While most companies have embraced this digital age, old habits die hard and we can still find a lot of paper trails: orders, invoices, bank statements, investment analysis etcetera. As a user of the data this can be very frustrating; we need to process our data for purposes of analysis, validation, accounting or even regulatory requirements.

Therefore, our dream is open standards and the willingness of counterparties to provide us with ‘our data’ in a proper format. Ravi Menon, Managing Director at the Monetary Authority of Singapore (MAS) emphasized in a recent speech the importance of open data standards: Common standards help against fragmentation, inefficiency and inconvenience; seamless data sharing will enable higher quality of data which is free of error and commonly understood. It will also allow the aggregation of data and make it intelligible, meaning: machine readable and machine useable.

Yet companies still work with paper or its modern day derivative: the PDF file.

PDF documents are great: every computer can open them and the reader can see exactly what the sender of information intended to show.
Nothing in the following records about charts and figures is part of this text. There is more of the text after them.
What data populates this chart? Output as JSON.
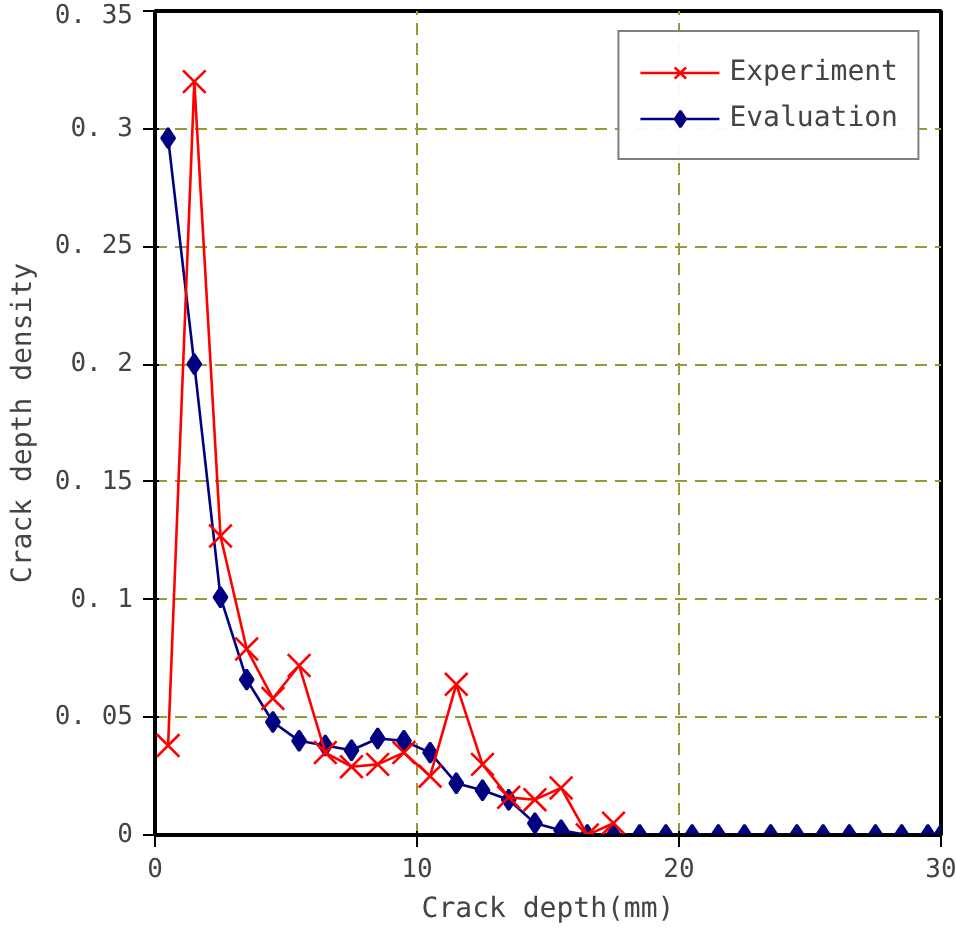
{
  "chart_data": {
    "type": "line",
    "xlabel": "Crack depth(mm)",
    "ylabel": "Crack depth density",
    "xlim": [
      0,
      30
    ],
    "ylim": [
      0,
      0.35
    ],
    "xticks": [
      0,
      10,
      20,
      30
    ],
    "yticks": [
      0,
      0.05,
      0.1,
      0.15,
      0.2,
      0.25,
      0.3,
      0.35
    ],
    "grid": true,
    "legend": "top right",
    "series": [
      {
        "name": "Experiment",
        "color": "#ff0000",
        "marker": "cross",
        "x": [
          0.5,
          1.5,
          2.5,
          3.5,
          4.5,
          5.5,
          6.5,
          7.5,
          8.5,
          9.5,
          10.5,
          11.5,
          12.5,
          13.5,
          14.5,
          15.5,
          16.5,
          17.5
        ],
        "values": [
          0.038,
          0.32,
          0.127,
          0.079,
          0.058,
          0.072,
          0.035,
          0.029,
          0.03,
          0.035,
          0.025,
          0.064,
          0.03,
          0.016,
          0.015,
          0.02,
          0,
          0.005
        ]
      },
      {
        "name": "Evaluation",
        "color": "#000080",
        "marker": "diamond",
        "x": [
          0.5,
          1.5,
          2.5,
          3.5,
          4.5,
          5.5,
          6.5,
          7.5,
          8.5,
          9.5,
          10.5,
          11.5,
          12.5,
          13.5,
          14.5,
          15.5,
          16.5,
          17.5,
          18.5,
          19.5,
          20.5,
          21.5,
          22.5,
          23.5,
          24.5,
          25.5,
          26.5,
          27.5,
          28.5,
          29.5,
          30
        ],
        "values": [
          0.296,
          0.2,
          0.101,
          0.066,
          0.048,
          0.04,
          0.038,
          0.036,
          0.041,
          0.04,
          0.035,
          0.022,
          0.019,
          0.015,
          0.005,
          0.002,
          0,
          0,
          0,
          0,
          0,
          0,
          0,
          0,
          0,
          0,
          0,
          0,
          0,
          0,
          0
        ]
      }
    ]
  }
}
A major advantage over any text document format which may or may not take the liberty of changing the formatting upon opening and wreak havoc to any nicely crafted design. PDFs are therefore stable display platforms avoiding any issues relating to PEBKAC –

a popular term describing ‘Problem Exists Between Keyboard And Chair’.

And yet, PDF documents are terrible: they do not fulfil the requirement of being machine readable. While you can open the document for visual inspection or printing, you are not able to further process that information. The millstone around the neck of your data; you may have it but using it in any substantial way is a chore. That is because it is a document format and not a data exchange standard. The recipient is therefore stuck with data that is not machine useable.
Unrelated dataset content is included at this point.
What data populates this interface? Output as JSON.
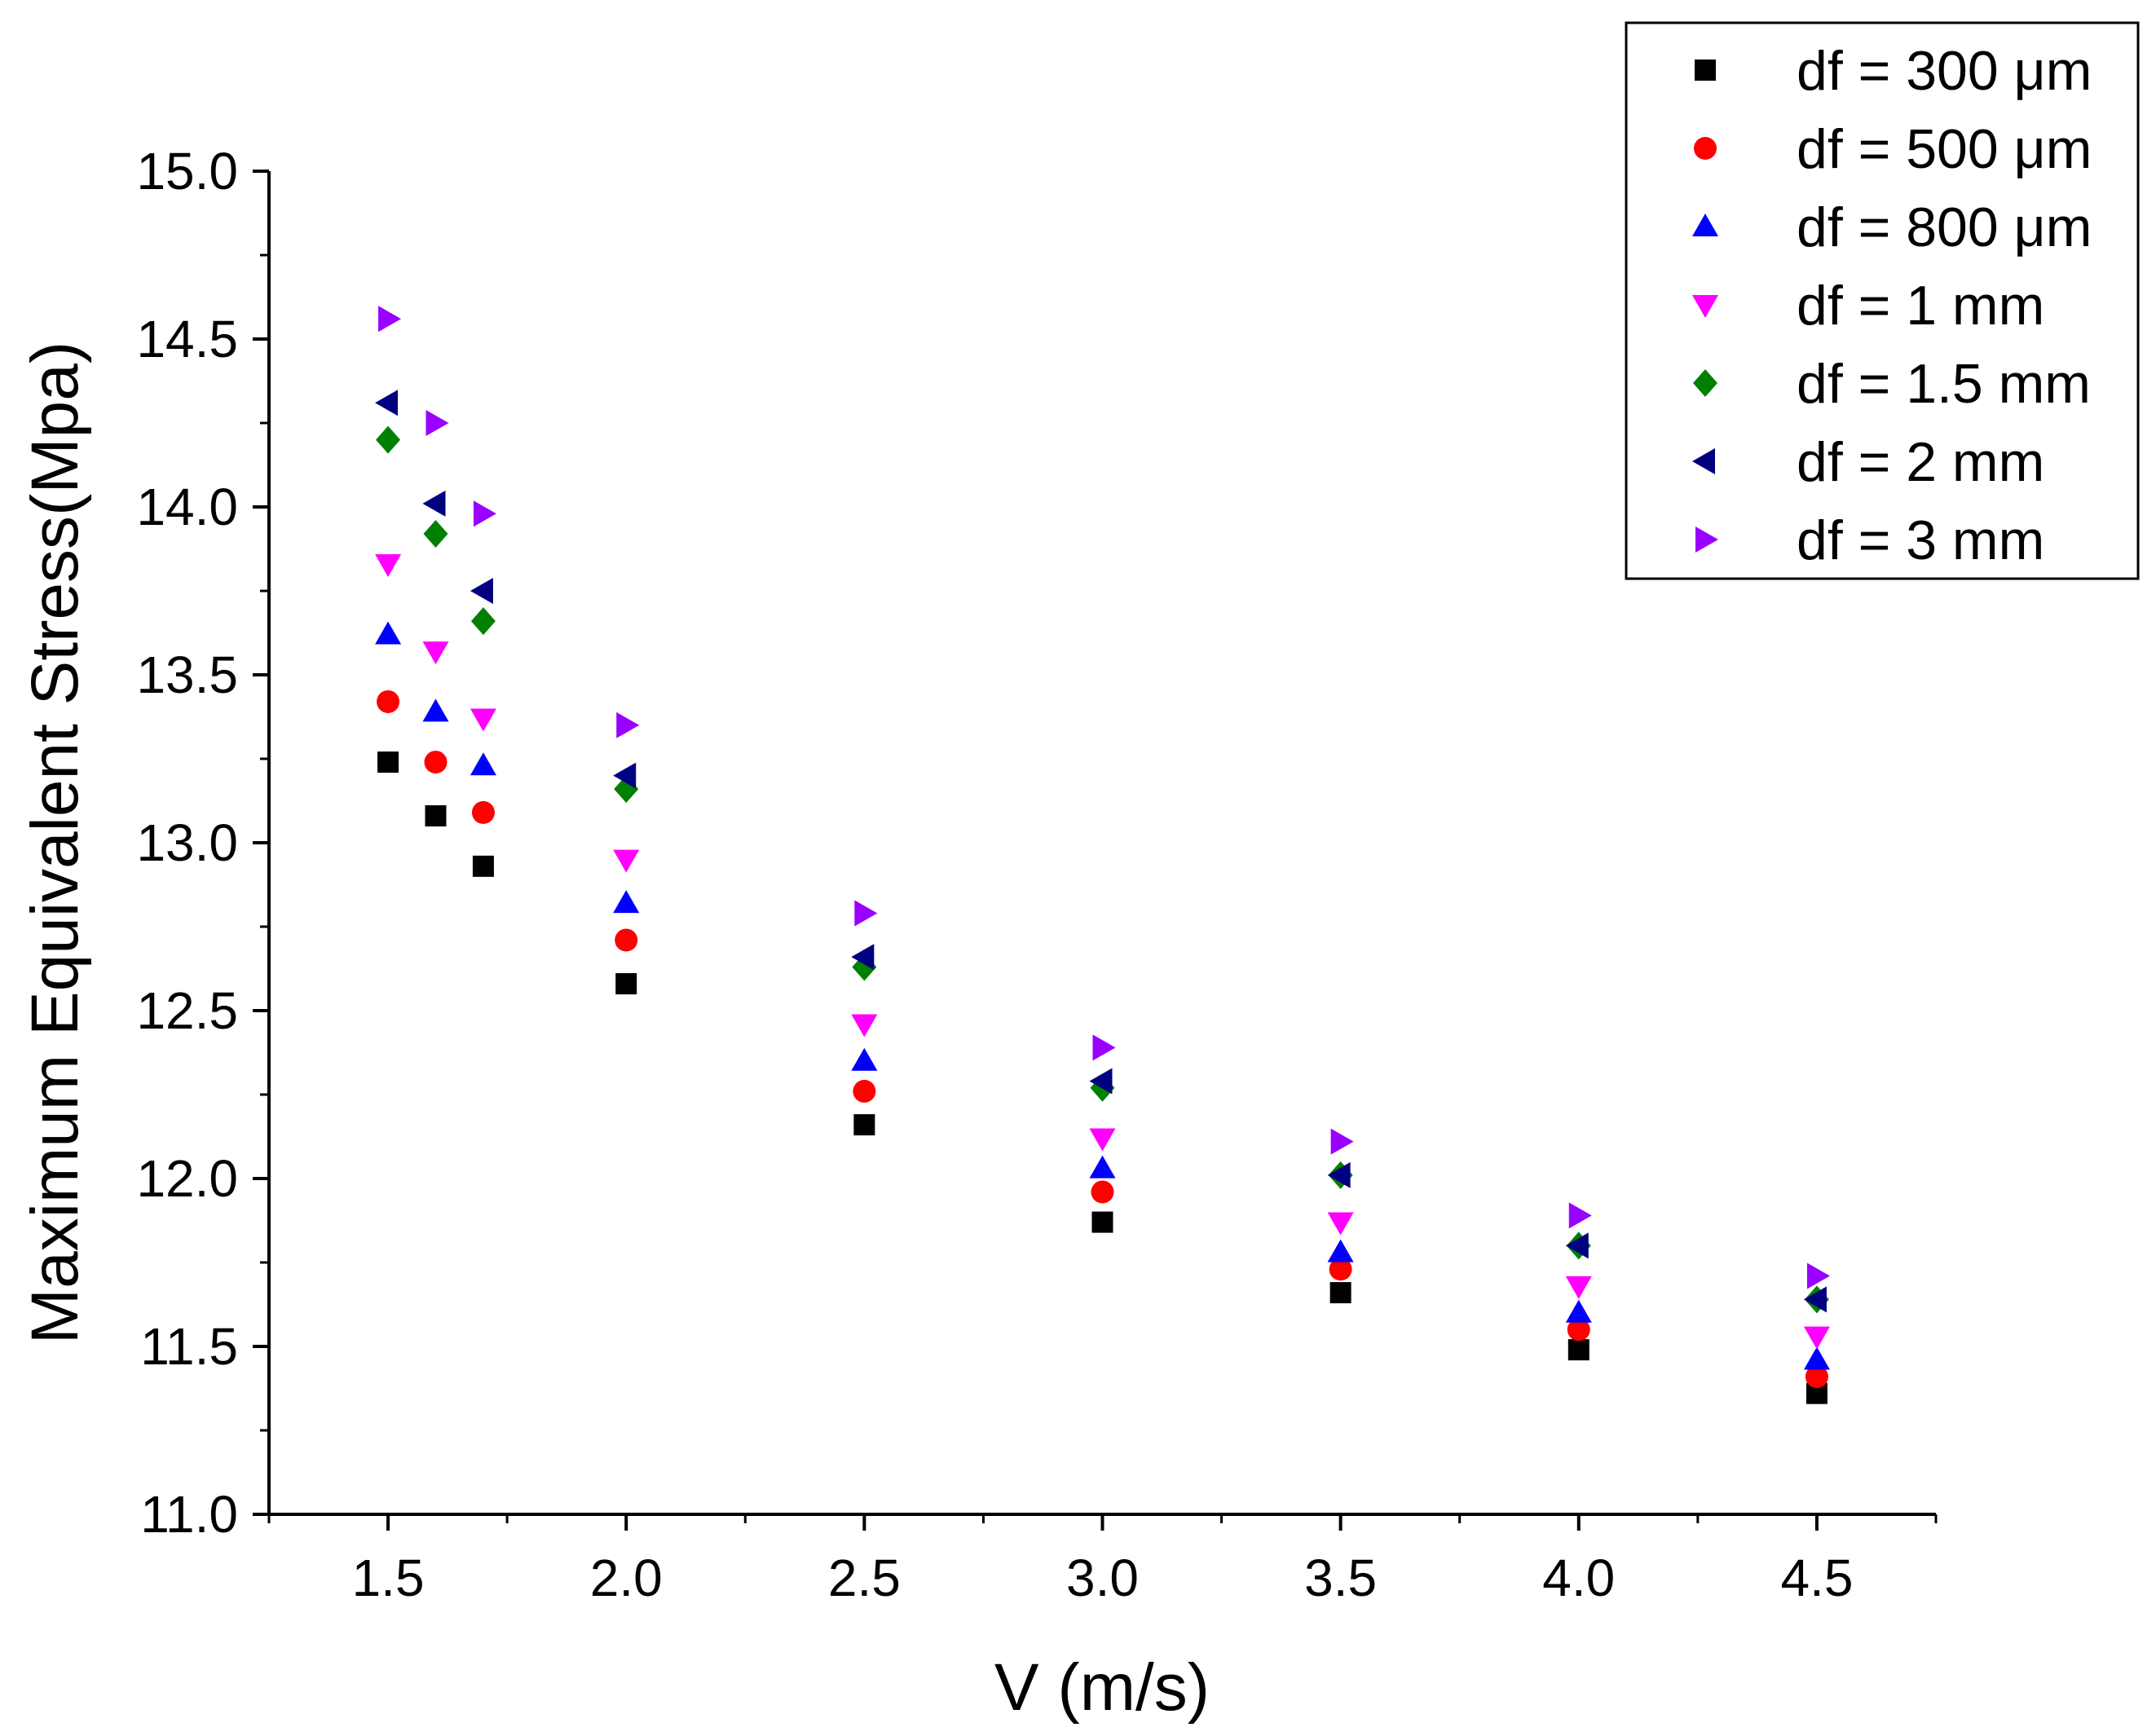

Why are PDF documents so popular then? Apart from the stability of the viewing experience, senders of information see the non-machine-readability as an advantage. As the data cannot easily be used any further a perception of safety is created. Comparisons are harder to draw, insights are harder to gleam and you will find it difficult to bring your dataset to a competitor. It’s the placeholder for analog technology in a digital world, a neat replacement for paper.
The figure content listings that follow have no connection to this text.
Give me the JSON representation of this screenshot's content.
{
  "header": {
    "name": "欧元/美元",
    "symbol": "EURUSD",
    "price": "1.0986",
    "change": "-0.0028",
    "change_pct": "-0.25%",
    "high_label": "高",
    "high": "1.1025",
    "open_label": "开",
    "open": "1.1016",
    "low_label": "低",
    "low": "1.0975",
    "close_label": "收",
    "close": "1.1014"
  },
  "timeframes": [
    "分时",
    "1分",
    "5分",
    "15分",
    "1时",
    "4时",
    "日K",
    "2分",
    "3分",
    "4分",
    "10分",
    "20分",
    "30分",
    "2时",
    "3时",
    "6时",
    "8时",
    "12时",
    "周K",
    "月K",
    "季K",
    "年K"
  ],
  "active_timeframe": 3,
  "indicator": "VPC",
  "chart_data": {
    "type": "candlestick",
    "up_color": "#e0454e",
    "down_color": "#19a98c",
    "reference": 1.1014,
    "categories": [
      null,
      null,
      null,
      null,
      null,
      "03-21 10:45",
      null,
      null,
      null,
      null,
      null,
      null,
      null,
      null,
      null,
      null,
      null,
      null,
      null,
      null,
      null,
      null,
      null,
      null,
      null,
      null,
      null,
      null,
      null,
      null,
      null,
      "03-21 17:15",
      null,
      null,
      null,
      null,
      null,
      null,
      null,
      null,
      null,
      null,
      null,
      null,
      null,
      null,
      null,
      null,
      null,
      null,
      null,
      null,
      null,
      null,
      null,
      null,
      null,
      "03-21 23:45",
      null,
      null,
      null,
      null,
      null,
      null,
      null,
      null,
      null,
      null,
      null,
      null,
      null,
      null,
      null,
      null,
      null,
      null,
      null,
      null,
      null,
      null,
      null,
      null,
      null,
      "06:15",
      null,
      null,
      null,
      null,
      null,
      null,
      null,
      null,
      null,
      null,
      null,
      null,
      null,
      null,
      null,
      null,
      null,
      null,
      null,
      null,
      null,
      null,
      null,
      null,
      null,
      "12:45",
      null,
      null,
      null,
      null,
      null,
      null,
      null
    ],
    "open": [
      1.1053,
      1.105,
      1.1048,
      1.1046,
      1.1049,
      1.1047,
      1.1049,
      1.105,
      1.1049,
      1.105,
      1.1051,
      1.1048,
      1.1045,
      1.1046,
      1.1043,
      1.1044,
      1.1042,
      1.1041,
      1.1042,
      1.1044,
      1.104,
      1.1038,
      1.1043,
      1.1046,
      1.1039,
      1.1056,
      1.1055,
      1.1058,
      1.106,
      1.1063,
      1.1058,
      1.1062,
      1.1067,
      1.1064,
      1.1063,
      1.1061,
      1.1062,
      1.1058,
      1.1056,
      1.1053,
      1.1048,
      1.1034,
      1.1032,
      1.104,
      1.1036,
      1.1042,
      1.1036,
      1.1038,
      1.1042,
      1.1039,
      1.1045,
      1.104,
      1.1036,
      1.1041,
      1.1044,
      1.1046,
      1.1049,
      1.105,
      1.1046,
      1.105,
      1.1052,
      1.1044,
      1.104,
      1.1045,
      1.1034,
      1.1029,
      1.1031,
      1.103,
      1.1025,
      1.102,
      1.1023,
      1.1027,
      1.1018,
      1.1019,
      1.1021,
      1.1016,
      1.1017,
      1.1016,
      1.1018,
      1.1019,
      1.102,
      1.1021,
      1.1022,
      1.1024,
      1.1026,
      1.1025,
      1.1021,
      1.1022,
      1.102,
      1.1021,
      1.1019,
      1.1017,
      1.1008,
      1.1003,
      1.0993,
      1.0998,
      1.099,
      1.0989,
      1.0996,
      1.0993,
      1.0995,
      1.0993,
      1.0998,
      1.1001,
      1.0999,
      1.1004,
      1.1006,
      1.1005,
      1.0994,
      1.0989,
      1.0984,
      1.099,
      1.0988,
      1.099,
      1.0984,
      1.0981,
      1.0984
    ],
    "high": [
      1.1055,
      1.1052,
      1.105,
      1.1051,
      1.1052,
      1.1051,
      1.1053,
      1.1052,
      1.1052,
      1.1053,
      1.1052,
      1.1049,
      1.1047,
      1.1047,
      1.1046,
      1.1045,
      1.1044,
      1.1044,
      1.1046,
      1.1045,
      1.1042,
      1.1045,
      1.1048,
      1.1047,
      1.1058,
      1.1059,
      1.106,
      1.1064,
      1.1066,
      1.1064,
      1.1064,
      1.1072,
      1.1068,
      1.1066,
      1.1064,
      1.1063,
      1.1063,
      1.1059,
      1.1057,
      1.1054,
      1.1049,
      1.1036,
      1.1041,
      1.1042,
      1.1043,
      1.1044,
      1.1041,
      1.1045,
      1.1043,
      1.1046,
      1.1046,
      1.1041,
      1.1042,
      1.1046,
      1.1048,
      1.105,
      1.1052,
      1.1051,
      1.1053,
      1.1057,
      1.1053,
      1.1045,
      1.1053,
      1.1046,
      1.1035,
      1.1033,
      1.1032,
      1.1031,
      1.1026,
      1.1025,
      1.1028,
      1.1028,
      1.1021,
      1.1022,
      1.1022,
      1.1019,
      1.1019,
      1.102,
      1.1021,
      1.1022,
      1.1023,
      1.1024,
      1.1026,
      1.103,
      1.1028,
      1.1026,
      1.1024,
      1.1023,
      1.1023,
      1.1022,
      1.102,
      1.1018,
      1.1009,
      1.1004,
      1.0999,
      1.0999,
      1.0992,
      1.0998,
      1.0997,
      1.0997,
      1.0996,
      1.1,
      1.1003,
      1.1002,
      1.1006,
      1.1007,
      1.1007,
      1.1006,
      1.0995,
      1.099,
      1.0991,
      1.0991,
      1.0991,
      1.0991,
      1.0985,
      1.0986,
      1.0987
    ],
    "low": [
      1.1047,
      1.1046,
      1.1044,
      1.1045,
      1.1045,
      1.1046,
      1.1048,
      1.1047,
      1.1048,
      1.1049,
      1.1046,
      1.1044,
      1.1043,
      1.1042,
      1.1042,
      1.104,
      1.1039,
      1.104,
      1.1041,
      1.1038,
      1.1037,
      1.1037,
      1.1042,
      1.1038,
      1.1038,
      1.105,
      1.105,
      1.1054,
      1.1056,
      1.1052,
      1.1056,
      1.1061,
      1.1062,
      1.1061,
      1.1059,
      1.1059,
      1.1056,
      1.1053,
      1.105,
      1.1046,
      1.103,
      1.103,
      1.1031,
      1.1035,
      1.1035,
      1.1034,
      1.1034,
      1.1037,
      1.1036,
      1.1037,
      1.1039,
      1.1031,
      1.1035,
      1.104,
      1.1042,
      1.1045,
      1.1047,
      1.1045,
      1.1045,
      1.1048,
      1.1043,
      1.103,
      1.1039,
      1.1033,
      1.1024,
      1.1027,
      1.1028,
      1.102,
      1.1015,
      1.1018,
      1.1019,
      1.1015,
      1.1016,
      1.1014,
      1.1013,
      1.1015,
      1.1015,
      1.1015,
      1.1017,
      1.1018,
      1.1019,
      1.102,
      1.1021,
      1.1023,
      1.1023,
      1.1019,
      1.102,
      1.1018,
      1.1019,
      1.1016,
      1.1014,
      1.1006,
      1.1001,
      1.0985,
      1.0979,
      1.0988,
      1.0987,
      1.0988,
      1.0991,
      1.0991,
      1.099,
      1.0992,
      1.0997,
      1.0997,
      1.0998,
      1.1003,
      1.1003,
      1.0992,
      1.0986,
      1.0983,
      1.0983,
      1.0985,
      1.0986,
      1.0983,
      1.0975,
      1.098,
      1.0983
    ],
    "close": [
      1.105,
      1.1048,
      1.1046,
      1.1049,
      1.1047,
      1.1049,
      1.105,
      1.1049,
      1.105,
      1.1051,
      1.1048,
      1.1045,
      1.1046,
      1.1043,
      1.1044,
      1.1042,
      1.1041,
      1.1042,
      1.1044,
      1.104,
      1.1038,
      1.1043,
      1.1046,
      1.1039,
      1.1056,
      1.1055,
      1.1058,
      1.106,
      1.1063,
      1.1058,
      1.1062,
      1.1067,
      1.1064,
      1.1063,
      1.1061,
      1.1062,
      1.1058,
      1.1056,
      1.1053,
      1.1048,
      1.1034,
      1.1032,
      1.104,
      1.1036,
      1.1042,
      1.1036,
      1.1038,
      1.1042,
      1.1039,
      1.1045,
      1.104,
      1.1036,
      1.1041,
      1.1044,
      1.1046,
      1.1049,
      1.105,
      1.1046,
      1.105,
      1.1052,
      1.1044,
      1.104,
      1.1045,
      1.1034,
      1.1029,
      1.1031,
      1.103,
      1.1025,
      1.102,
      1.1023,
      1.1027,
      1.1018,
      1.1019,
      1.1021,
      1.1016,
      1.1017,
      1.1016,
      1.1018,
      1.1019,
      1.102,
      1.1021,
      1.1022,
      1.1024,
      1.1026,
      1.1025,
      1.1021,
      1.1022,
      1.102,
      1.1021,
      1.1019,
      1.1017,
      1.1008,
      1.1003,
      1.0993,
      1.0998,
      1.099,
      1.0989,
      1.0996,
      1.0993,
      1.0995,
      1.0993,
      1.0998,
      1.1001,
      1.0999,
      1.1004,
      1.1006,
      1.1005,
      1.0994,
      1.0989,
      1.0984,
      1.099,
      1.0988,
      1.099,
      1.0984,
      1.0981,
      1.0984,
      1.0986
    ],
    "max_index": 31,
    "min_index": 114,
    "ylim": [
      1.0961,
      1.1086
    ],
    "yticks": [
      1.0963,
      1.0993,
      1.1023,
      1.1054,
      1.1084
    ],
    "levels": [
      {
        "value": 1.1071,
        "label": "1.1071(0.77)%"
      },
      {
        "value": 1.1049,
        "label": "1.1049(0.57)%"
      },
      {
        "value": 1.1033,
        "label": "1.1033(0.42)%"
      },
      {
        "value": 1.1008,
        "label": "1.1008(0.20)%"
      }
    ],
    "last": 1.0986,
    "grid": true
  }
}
What can be done with the quantities of data that we would like to use? We need to bring it back into a real electronic format, that much is clear. Many companies choose the hard way: manually re-enter the relevant items. Users of large data amounts, especially when faced with repeat processes like monthly statements, revert to outsourcing: a back office in a remote part of the world that will do the grunt work. A solution that will fail the test of true scalability as well as accuracy, not to mention security concerns.

" PDF extraction is only a temporary solution on the path of making data feeds ubiquitous."

At Canopy, we are heavy users of PDF data and we have an overarching requirement for accuracy as well as privacy. The inevitable solution is then to electronically read out and re-interpret the pdf statement itself. We call it cracking the statement. Extracting the data is the easy part. PDF conversion solutions are plentiful and can do a good job in the initial extraction. From here the hard part starts: This pile of data needs to be structured and transformed. Table headlines and columns need to be recognized, headers and disclaimers need to be ignored and the content of fields need to be filled. Not very straight forward but with a few bright programming minds the formats can be cracked. Once done there is no more need for the labour intensive outsourcing solution half way around the world. Data is machine readable again, errors become extinct and we can establish straight-through-processing. Additionally, speed of transformation improves significantly and the amount of data points can be increased without worrying if the back office needs expansion. Data becomes information again.

PDF extraction is only a temporary solution on the path of making data feeds ubiquitous. We hope that companies and especially financial institutions will listen to the gentle nudge from regulators and the call from clients in this matter. Until then, automated extraction is a powerful application for bank customers and beyond. Not only is it hugely accurate and fast, it also saves cost.